# Using the Naive Bayes Classifier To Predict Class


Consider the data given in Table 2 from an employee database, where "Status" is the class attribute. Using the Naive-Bayes classifer, predict the class value of the   
**record: (`marketing', 31-35,46k-50k)**. _Show all the steps_.

<pre>

| Department | Age   | Salary  | Status | 
|------------|-------|---------|--------| 
| marketing  | 26-30 | 46K-50K | junior | 
| marketing  | 31-35 | 41K-45K | junior | 
| secretary  | 46-50 | 36K-40K | senior | 
| sales      | 26-30 | 25K-30K | junior | 
| systems    | 41-45 | 66K-70K | senior | 
| sales      | 31-35 | 46K-50K | junior | 
| marketing  | 36-40 | 46K-50K | senior | 
| systems    | 21-25 | 46K-50K | junior | 
| systems    | 31-35 | 66K-70K | senior | 
| secretary  | 26-30 | 25K-30K | junior | 
| sales      | 31-35 | 31K-35K | junior | 

</pre>



## Extract Amounts of Elements
_ Not super-important to understand numpy to understand bayes rule, but 
I implemented the amount specification with numpy; Some tutorials about numpy_  
[Numpy](http://cs231n.github.io/python-numpy-tutorial/)  
[Csv to Numpy](https://docs.scipy.org/doc/numpy/reference/generated/numpy.genfromtxt.html)  
[Filtering, Vectorization, Numpy](http://stackoverflow.com/questions/11953111/numpy-how-to-filter-matrix-lines)    
[Numpy get Index](http://stackoverflow.com/questions/18079029/index-of-element-in-numpy-array)  
[Numpy 1 element ndarray to int](http://stackoverflow.com/questions/30311172/convert-list-or-numpy-array-of-single-element-to-float-in-python)  
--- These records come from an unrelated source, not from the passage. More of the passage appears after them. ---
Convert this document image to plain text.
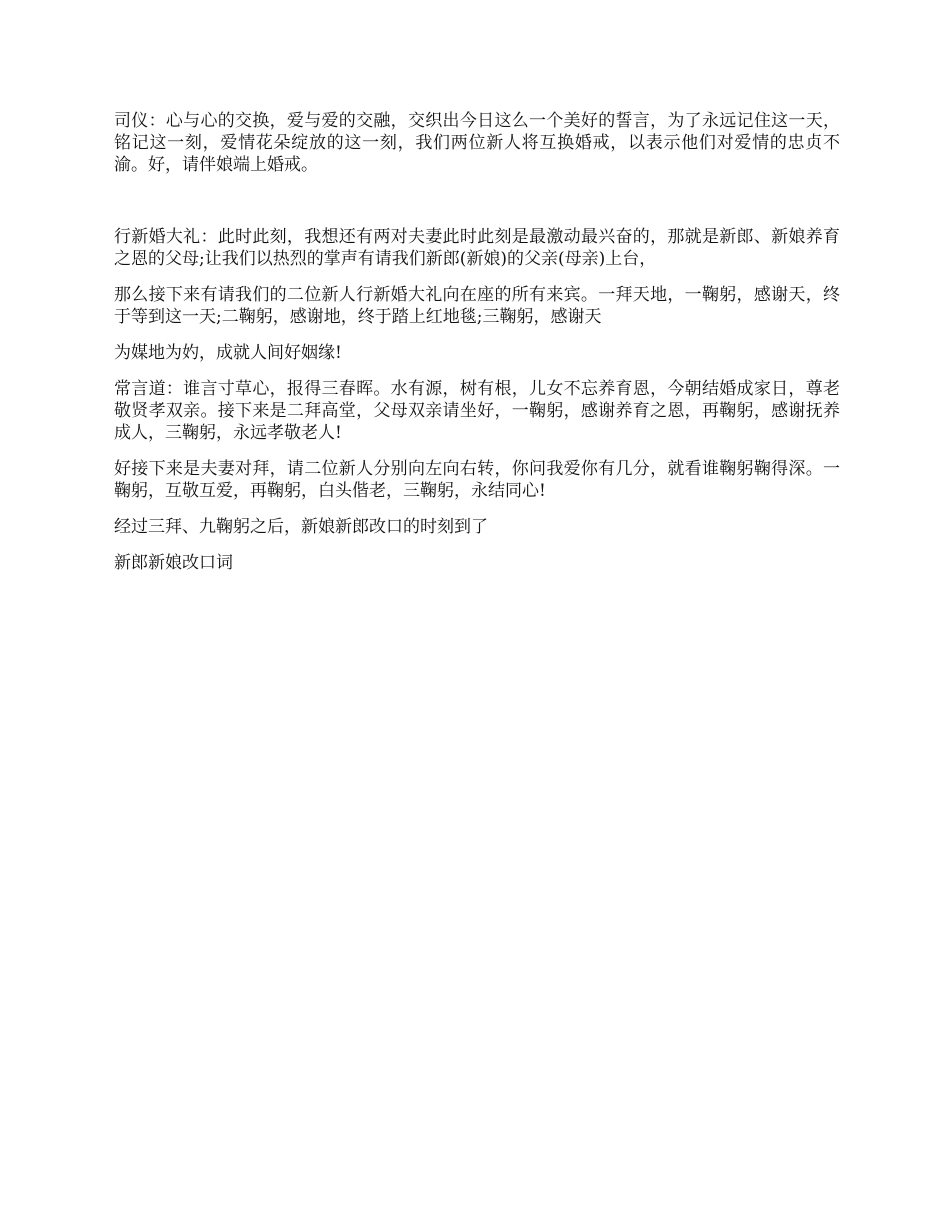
司仪：心与心的交换，爱与爱的交融，交织出今日这么一个美好的誓言，为了永远记住这一天，铭记这一刻，爱情花朵绽放的这一刻，我们两位新人将互换婚戒，以表示他们对爱情的忠贞不渝。好，请伴娘端上婚戒。

行新婚大礼：此时此刻，我想还有两对夫妻此时此刻是最激动最兴奋的，那就是新郎、新娘养育之恩的父母;让我们以热烈的掌声有请我们新郎(新娘)的父亲(母亲)上台，

那么接下来有请我们的二位新人行新婚大礼向在座的所有来宾。一拜天地，一鞠躬，感谢天，终于等到这一天;二鞠躬，感谢地，终于踏上红地毯;三鞠躬，感谢天

为媒地为妁，成就人间好姻缘!

常言道：谁言寸草心，报得三春晖。水有源，树有根，儿女不忘养育恩，今朝结婚成家日，尊老敬贤孝双亲。接下来是二拜高堂，父母双亲请坐好，一鞠躬，感谢养育之恩，再鞠躬，感谢抚养成人，三鞠躬，永远孝敬老人!

好接下来是夫妻对拜，请二位新人分别向左向右转，你问我爱你有几分，就看谁鞠躬鞠得深。一鞠躬，互敬互爱，再鞠躬，白头偕老，三鞠躬，永结同心!

经过三拜、九鞠躬之后，新娘新郎改口的时刻到了

新郎新娘改口词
**Numbers that are important to use the bayes rule**

* Number of junior status members 
* Number of senior status members
* Number of all members
* Number of junior status members who are in Department of Marketing
* Number of junior status members who are in Agegroup 31-35
* Number of junior status members who are receive Salary in range 46k-50k

In [122]:
import numpy as np
completeFile = np.genfromtxt('bayes.csv', delimiter=';',  dtype = str )
header=completeFile[0,:]
data=completeFile[1:,:]


jun=data[:,-1]=="junior"
sen=data[:,-1]=="senior"
junior=data[jun,:]
senior=data[sen,:]


print("Sample size ",len(data))
print("Junior members", len(junior))
print("Senior members", len(senior))

# Juniors Marketing 
department= int(np.where( header == "Department")[0])
marketing=junior[:,department]=="marketing"
jun_mark=len(junior[marketing,:])
# Juniors 31-35
age= int(np.where(header=="Age")[0])
middleAged=junior[:,age]=="31-35"
jun_mAge=len(junior[middleAged,:])
# Juniors 45-50k
salary=int(np.where(header=="Salary")[0])
k46_50=junior[:,salary]=="46K-50K"
jun_46K_50K=len(junior[k46_50,:])

print("Junior and marketing ", jun_mark)
print("Junior and 31-35" , jun_mAge)
print("Junior and 45-50k", jun_46K_50K)

# seniors Marketing 
marketing=senior[:,department]=="marketing"
sen_mark=len(senior[marketing,:])
# seniors 31-35
middleAged=senior[:,age]=="31-35"
sen_mAge=len(senior[middleAged,:])
# seniors 45-50k
k46_50=senior[:,salary]=="46K-50K"
sen_46K_50K=len(senior[k46_50,:])


print("Senior and marketing ", sen_mark)
print("Senior and 31-35" , sen_mAge)
print("Senior and 45-50k", sen_46K_50K)

('Sample size ', 11)
('Junior members', 7)
('Senior members', 4)
('Junior and marketing ', 2)
('Junior and 31-35', 3)
('Junior and 45-50k', 3)
('Senior and marketing ', 1)
('Senior and 31-35', 1)
('Senior and 45-50k', 1)


## Naive Bayes Algorithm 

We now use the Naive Bayes Algorithm to predict Class for example: **record: (`marketing', 31-35,46k-50k)**. 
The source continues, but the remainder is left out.